One of the great things about watching curling on TV — and don't get me started on the number of hours of curling I have been watching on TV — is that the players are miked up, so you can get a pretty decent idea of how they talk to each other. When he screws up, Shuster just tells his guys he's sorry. He's not an excuse guy, or a brooding guy, or a chair-throwing guy, or a complaining guy. He'll tell you things are moving on the ice farther or faster than he'd expect, but that's so you know for your next shot.
And when they benched him for Friday's match, he not only took it without a word of public griping, but he sat on the sidelines and helped coach. Once or twice, the actual coach — the one who had benched him — even carried messages from him to the team about what shot he thought they should try. And when they put him back in the lineup on Saturday, he came right back and made some crucial shots during the match with Sweden — not that this stopped his detractors from claiming every time one of his shots wasn't perfect that he ... what was it? Oh, right. "Sucks."
Just like Lindsey Jacobellis demonstrates the hazards of bringing too much history to the Olympics, maybe Shuster demonstrates the hazards of bringing too little. Many of those of us who have watched curling during this Olympics couldn't have picked John Shuster out of a lineup two weeks ago (when he was a four-time national champion), but we certainly can now. And where the Jacobellis narrative was tainted with all her old baggage, the Shuster narrative is tainted by the need to create any narrative at all based on whatever relatively skimpy information is at hand. There's got to be a story, right? Or else why do you care what happens? And the easiest story of all, it turns out, is "Chapter One: That guy sucks.

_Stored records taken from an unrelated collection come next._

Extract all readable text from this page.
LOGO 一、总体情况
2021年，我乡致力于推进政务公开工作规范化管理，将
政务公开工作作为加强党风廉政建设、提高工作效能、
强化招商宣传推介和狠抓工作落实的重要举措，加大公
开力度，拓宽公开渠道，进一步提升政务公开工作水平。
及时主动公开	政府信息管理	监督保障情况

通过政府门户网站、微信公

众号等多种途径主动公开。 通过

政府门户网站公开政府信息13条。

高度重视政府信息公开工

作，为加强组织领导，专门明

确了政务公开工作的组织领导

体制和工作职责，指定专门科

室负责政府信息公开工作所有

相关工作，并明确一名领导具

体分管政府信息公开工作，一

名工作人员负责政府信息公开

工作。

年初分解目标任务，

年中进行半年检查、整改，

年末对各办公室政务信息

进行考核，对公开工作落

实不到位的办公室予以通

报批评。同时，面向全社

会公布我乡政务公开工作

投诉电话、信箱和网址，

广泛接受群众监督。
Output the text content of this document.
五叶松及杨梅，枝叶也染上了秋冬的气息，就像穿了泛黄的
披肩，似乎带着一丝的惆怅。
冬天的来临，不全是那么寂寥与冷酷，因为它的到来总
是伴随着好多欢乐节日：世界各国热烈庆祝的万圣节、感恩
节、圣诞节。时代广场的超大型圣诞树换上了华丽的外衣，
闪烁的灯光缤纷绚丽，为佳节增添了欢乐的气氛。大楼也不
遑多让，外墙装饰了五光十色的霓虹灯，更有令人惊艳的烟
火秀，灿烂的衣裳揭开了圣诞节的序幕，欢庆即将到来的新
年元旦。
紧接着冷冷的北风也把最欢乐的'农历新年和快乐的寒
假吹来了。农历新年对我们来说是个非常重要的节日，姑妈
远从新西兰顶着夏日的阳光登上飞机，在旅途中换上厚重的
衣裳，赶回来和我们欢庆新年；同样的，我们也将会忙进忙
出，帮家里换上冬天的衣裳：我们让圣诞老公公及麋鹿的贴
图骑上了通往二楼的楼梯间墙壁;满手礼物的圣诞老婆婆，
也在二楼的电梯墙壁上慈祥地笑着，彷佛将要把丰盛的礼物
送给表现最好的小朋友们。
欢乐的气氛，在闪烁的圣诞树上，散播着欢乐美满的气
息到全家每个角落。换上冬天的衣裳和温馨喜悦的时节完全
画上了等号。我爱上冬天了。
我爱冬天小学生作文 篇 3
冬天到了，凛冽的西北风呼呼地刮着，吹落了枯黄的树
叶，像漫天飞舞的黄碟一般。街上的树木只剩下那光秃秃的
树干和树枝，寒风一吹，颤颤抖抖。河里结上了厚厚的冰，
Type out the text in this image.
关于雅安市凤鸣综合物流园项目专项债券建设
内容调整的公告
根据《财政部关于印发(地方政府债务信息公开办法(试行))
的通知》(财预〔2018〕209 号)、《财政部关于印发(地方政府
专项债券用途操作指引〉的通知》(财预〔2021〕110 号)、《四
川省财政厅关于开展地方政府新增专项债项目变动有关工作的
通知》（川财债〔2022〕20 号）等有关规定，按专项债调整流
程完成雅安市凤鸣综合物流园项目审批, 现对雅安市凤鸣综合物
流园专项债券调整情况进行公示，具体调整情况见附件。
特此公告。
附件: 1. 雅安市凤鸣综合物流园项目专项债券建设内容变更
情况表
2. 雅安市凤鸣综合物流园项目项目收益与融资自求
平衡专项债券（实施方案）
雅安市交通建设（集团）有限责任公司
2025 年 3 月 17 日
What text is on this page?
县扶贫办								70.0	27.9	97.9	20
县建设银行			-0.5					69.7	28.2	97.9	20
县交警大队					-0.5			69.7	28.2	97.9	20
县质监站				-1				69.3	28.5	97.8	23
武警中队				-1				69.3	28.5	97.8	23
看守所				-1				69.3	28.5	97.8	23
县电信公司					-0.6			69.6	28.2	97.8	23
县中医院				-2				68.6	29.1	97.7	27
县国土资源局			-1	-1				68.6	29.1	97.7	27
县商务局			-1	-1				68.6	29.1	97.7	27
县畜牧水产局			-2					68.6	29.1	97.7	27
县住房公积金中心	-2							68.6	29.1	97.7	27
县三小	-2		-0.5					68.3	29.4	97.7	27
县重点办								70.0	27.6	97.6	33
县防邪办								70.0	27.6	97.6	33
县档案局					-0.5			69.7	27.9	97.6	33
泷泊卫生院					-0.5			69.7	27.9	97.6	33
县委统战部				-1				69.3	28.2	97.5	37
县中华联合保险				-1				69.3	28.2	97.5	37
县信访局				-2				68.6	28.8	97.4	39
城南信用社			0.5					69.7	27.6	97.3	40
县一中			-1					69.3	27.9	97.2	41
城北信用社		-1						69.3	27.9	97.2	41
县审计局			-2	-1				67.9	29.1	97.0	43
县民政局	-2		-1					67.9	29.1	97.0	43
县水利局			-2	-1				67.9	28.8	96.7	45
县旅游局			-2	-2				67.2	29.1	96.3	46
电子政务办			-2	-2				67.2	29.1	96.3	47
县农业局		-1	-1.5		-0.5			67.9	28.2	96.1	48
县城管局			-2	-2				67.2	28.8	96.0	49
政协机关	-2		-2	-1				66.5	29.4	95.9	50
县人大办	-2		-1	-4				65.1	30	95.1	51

The End."
Some baseball player or another has a terrible World Series almost every year, but it doesn't lead to a mass delusion that he's actually a terrible baseball player who managed to get to the World Series by accident. Shuster, on the other hand, somehow became the guy who is actually completely terrible at his sport, and we are just the momentary fans to expose him, since we do have, after all, several days' experience as spectators.
It's one thing if you're an actor, or a singer, or for that matter a real estate tycoon, and you appear to be a well-marketed but skills-challenged commodity. But I don't think anyone can argue that John Shuster is the product of ridiculous Shusterian hype, the curling-industrial complex run amok, all flash and no skills. The guy is where he is as a result of his history of being on teams that beat other teams in objectively measurable competitions. He's probably not actually terrible at it, any more than Alex Rodriguez is terrible at baseball because he's had some significant postseason issues or Brett Favre is a bad quarterback because he throws crucial interceptions — and those are things that emerged over a period of years, not days.
There's nothing wrong with a good "heck with that guy" story, but a guy who still tends bar and works on the grounds crew at a golf course in the off-season seems like an awfully weird target. Nobody starts curling in the United States to get rich or endorse a signature line of Teflon shoes. He didn't get here from Curling Idol or a viral video on YouTube. He got where he is in exactly the way we always say people in the Olympics are supposed to: by working hard as a legitimate amateur athlete.
It doesn't look at this point like there is a medal in Team USA's future, and that's a shame for the team. But what would really be a shame would be Shuster being asked to wear all of this forever, just because nobody was paying attention until now.